Here is Richard Henchard, waiting for his train, beneath a bruised winter sky made darker by the Polar Sunshade to the North. He shivers in the chill easterly wind, and wonders whether anyone believes that the Sunshade’s effect on more southerly latitudes is minimal. Not that his belief or disbelief matters a damn to the Indian and Chinese Governments that built it. At least the power from it makes the trains run on time again.

But this morning, astonishingly, the seven oh five bullet from Exonbury St Crispins to Casterbridge is four minutes late, and Henchard pops his eyepiece in and calls Sue to share the news. “Someone will lose their job for letting the timetables drift,” he says with gloomy satisfaction.

“But what about you?” Sue looks as if she may burst into tears, and Henchard regrets calling her now.
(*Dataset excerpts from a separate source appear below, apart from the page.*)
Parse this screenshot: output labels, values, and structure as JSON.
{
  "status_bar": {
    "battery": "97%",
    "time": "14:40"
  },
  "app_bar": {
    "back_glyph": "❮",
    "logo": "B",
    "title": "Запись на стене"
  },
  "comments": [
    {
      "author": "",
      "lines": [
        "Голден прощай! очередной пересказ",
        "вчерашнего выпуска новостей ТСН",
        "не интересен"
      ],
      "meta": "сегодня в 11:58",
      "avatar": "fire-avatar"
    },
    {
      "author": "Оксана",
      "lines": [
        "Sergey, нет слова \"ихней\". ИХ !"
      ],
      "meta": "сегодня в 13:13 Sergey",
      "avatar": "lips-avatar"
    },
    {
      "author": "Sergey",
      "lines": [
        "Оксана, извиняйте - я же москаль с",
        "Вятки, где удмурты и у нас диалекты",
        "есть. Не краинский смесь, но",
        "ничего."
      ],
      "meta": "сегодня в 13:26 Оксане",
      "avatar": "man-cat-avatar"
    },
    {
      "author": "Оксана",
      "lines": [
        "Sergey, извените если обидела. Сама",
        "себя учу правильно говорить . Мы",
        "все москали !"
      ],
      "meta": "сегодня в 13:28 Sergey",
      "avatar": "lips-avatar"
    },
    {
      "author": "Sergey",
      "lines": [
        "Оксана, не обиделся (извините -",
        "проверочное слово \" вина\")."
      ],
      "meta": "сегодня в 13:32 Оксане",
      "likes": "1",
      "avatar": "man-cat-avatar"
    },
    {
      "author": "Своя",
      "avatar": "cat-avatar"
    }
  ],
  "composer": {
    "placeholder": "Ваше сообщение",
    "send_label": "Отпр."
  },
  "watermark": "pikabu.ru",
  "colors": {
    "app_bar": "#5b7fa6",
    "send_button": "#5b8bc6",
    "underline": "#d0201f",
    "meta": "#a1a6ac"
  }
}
She has enough to worry about looking after her mother and the dementia that’s made the older woman a stranger to them both.

“The Melchester train doesn’t leave Casterbridge until eight-ten,” he says. “That’s fifteen minutes after this train gets in. So it can be ten minutes late and I’ll still make it.”

“I’ll worry about it when the time comes,” he says, more cheerfully than he feels, but the last thing he needs is Sue working herself into a state. But if his train does lose any more time then he will be late: it will provoke the dreaded written warning and Henchard will enter the last chance saloon.